Zak is thoroughly finished. Kara and Lee carry him to the couch. His heart is big; he's the baby of the family. They carry him on their shoulders like the dead. "I love you guys!" he says, as Zaks always do. This has happened before and it'll happen again. "Because you guys are my family." He takes a header into the couch, speaking muffled as they try to arrange him: "I love you, brother." Lee calls him "big boy," adorably; they're drunk too. Kara falls on the couch trying to lift his legs, and is pinned. Lee sets her free.
"Never could hold his liquor," Lee says, thinking of Mother. Wondering if Kara's seen this before, or he needs to apologize. He doesn't know her yet. The things that aren't important, he doesn't know them. "Unlike his brother!" she laughs, and he nods. He's still standing, after all. So is she.

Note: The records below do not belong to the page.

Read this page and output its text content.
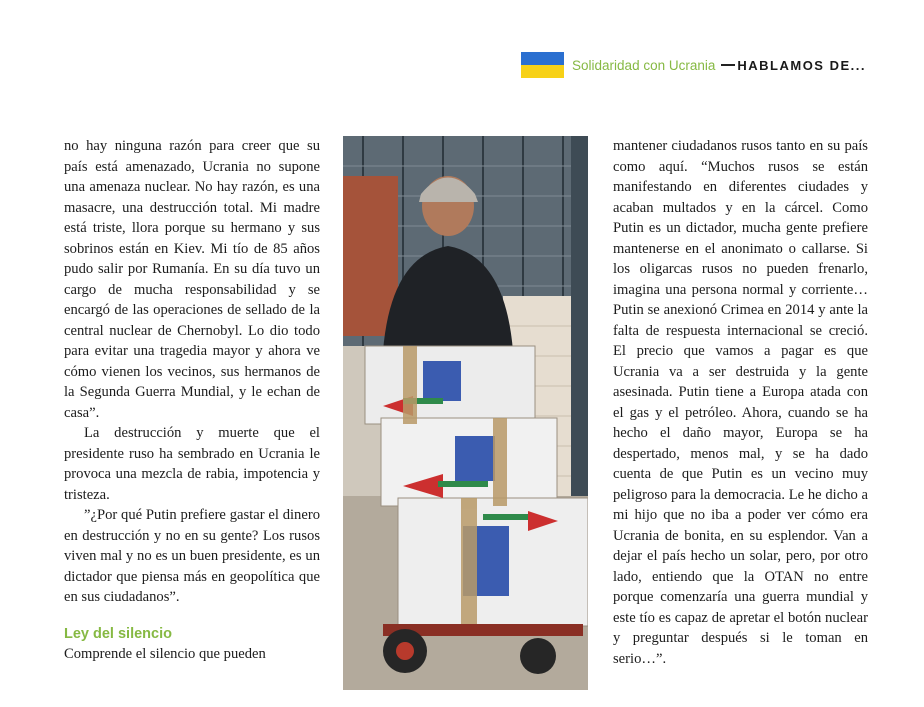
Solidaridad con Ucrania HABLAMOS DE...

no hay ninguna razón para creer que su país está amenazado, Ucrania no supone una amenaza nuclear. No hay razón, es una masacre, una destrucción total. Mi madre está triste, llora porque su hermano y sus sobrinos están en Kiev. Mi tío de 85 años pudo salir por Rumanía. En su día tuvo un cargo de mucha responsabilidad y se encargó de las operaciones de sellado de la central nuclear de Chernobyl. Lo dio todo para evitar una tragedia mayor y ahora ve cómo vienen los vecinos, sus hermanos de la Segunda Guerra Mundial, y le echan de casa”.

La destrucción y muerte que el presidente ruso ha sembrado en Ucrania le provoca una mezcla de rabia, impotencia y tristeza.

”¿Por qué Putin prefiere gastar el dinero en destrucción y no en su gente? Los rusos viven mal y no es un buen presidente, es un dictador que piensa más en geopolítica que en sus ciudadanos”.

Ley del silencio

Comprende el silencio que pueden

mantener ciudadanos rusos tanto en su país como aquí. “Muchos rusos se están manifestando en diferentes ciudades y acaban multados y en la cárcel. Como Putin es un dictador, mucha gente prefiere mantenerse en el anonimato o callarse. Si los oligarcas rusos no pueden frenarlo, imagina una persona normal y corriente… Putin se anexionó Crimea en 2014 y ante la falta de respuesta internacional se creció. El precio que vamos a pagar es que Ucrania va a ser destruida y la gente asesinada. Putin tiene a Europa atada con el gas y el petróleo. Ahora, cuando se ha hecho el daño mayor, Europa se ha despertado, menos mal, y se ha dado cuenta de que Putin es un vecino muy peligroso para la democracia. Le he dicho a mi hijo que no iba a poder ver cómo era Ucrania de bonita, en su esplendor. Van a dejar el país hecho un solar, pero, por otro lado, entiendo que la OTAN no entre porque comenzaría una guerra mundial y este tío es capaz de apretar el botón nuclear y preguntar después si le toman en serio…”.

Months, years from now, Gianne will come to him, bearing his child, wearing his ring, and he will push her away, and he will run. Like a bird, battering itself against the glass, twisting in fear of something he can't name. He won't see her, or speak to her, ever again. The world will end first. This is the story of parents and their children, speaking across unimaginable gaps: pushing with one hand and pulling with the other. "Hey, I'm still standing," Lee says, and Kara grabs his shoulders, grinning in his face. "Which means...? It's time for shots!" She beeps his nose, the old girlfriend-stealer, and fetches shot glasses.
Bill's vomiting, sitting in the gutter, wearing a civilian suit. It's all over him; he leans back against the cold, hard world as though it cradles him. He wipes a hand across his face and looks up, from the gutter to the stars. His vision clears and he can see them, in the black of Caprica by night: home. Whatever drives a man to them, it calls to him now. They are so lovely he laughs at them. And they laugh back.